还是从帽帘中传出的一声笑,让他回过了神来,忙垂下头遮掩脸上异样的神色。
“任二小姐真会开玩笑。”慕容安笑道。
任楚楚听着他与昨日无异的声音,心里的怀疑这才消失了。她笑着附和:“我今日见你这般见不得人的打扮,倒真是生出了几分怀疑。但一见你精湛的医术,什么疑虑都没有了。”

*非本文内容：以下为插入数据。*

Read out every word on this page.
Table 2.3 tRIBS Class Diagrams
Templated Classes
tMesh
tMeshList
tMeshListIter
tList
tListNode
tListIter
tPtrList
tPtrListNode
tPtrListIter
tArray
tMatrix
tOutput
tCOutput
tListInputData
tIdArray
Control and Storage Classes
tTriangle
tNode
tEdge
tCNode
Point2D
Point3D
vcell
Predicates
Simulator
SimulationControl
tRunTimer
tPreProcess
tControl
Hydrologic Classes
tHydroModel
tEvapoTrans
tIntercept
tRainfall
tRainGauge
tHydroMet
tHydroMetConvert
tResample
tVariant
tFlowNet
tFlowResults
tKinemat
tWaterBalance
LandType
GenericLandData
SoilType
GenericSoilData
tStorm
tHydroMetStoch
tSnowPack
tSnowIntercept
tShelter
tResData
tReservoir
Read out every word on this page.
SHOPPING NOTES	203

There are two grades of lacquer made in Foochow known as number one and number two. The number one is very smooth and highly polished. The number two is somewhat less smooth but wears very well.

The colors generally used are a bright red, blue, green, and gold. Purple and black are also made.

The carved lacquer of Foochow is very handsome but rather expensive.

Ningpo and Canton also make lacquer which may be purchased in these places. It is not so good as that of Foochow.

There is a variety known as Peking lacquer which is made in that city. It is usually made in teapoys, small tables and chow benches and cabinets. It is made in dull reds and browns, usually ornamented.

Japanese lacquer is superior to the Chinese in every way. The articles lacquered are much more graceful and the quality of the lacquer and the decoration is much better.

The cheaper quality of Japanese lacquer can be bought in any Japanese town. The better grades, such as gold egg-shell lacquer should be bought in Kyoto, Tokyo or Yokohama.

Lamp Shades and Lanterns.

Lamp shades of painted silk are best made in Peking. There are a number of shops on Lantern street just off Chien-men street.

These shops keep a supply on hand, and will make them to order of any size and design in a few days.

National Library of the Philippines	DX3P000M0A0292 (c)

她话锋一转,“不过你以前那个主子,我还真以为多厉害呢,也不过是个自以为是的主儿!他以为把人关在长公主府审问就一切无忧了,结果呢?”
任楚楚双手一摊,脸上讽刺的笑意满满。
姚五偷咽了一口唾沫,下意识的瞄向了慕容安。尽管看不见他的脸,但依然能感受到那危险的气息。
他只求着任楚楚这个姑奶奶少说两句,但谁知道任楚楚压根不如他的意,还喋喋不休的说着:“你昨日说得真对,他那长相一瞧就是没福气的样子。”
她还特意的补上一句:“短命!”
姚五的心呱唧一下凉了个彻底,心里开始替李承燕默哀。
任楚楚说完,心情大好,与慕容安笑着说了一句:“那你好好休息。”便就哼着小曲离开了。
只剩姚五弱小无辜的一人来迎接狂风暴雨。
皇宫御书房内,太后阴沉着脸坐在那儿,别说底下的宫人了,就连旁边的皇后钱如燕都有些坐不踏实了。
“你把刚才的话再重复一般。”太后沉声命令。
禀报的侍卫已经哆嗦了起来,“云安郡主滑到池边的石头上,有一层水,有一层油,还……”他又壮了壮胆子,“还被打上了一层蜡。”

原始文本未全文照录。